Node affinity is currently expressed using an annotation on Pod. In v1.3 it will use a field, and we will
also introduce the second piece of the affinity mechanism, called [pod affinity](../../design/podaffinity.md),
which allows you to control whether a pod schedules onto a particular node based on which other pods are
running on the node, rather than the labels on the node.

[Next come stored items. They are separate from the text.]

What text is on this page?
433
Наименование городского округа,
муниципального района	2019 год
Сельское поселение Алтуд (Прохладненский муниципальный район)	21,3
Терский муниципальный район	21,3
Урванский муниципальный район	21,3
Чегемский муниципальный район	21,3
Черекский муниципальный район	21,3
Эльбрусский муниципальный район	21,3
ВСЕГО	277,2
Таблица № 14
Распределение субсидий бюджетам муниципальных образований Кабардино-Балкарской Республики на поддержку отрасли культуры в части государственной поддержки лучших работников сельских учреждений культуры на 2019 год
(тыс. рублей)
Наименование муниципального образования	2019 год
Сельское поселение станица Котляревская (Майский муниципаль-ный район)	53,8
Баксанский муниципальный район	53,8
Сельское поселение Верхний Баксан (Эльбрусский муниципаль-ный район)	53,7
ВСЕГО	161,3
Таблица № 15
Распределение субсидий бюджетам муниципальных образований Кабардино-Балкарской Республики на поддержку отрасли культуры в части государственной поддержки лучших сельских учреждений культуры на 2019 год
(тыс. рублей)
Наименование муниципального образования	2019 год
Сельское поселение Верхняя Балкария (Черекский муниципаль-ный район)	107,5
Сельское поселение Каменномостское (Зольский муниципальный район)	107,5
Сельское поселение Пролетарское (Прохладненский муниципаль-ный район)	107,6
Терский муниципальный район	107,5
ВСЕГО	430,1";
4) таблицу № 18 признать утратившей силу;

Here's an example of a pod that uses node affinity:
```yaml
apiVersion: v1
kind: Pod
metadata:
name: with-labels
annotations:
scheduler.alpha.kubernetes.io/affinity: >
{
"nodeAffinity": {
"requiredDuringSchedulingIgnoredDuringExecution": {
"nodeSelectorTerms": [
{
"matchExpressions": [
{
"key": "kubernetes.io/e2e-az-name",
"operator": "In",
"values": ["e2e-az1", "e2e-az2"]
}
]
}
]
},
"preferredDuringSchedulingIgnoredDuringExecution": [
{
"weight": 10,
"preference": {"matchExpressions": [
{
"key": "foo",
"operator": "In", "values": ["bar"]
}
]}
}
]
}
}
another-annotation-key: another-annotation-value
spec:
containers:
- name: with-labels
image: gcr.io/google_containers/pause:2.0
```
This node affinity rule says the pod can only be placed on a node with a label whose key is
`kubernetes.io/e2e-az-name` and whose value is either `e2e-az1` or `e2e-az2`. In addition,
among nodes that meet that criteria, nodes with a label whose key is `foo` and whose
value is `bar` should be preferred.
If you specify both `nodeSelector` and `nodeAffinity`, *both* must be satisfied for the pod
to be scheduled onto a candidate node.
### Built-in node labels
In addition to labels you [attach yourself](#step-one-attach-label-to-the-node), nodes come pre-populated
with a standard set of labels. As of Kubernetes v1.2 these labels are
* `kubernetes.io/hostname`
* `failure-domain.beta.kubernetes.io/zone`
* `failure-domain.beta.kubernetes.io/region`
* `beta.kubernetes.io/instance-type`
### Conclusion
While this example only covered one node, you can attach labels to as many nodes as you want. Then when you schedule a pod with a nodeSelector, it can be scheduled on any of the nodes that satisfy that nodeSelector. Be careful that it will match at least one node, however, because if it doesn't the pod won't be scheduled at all.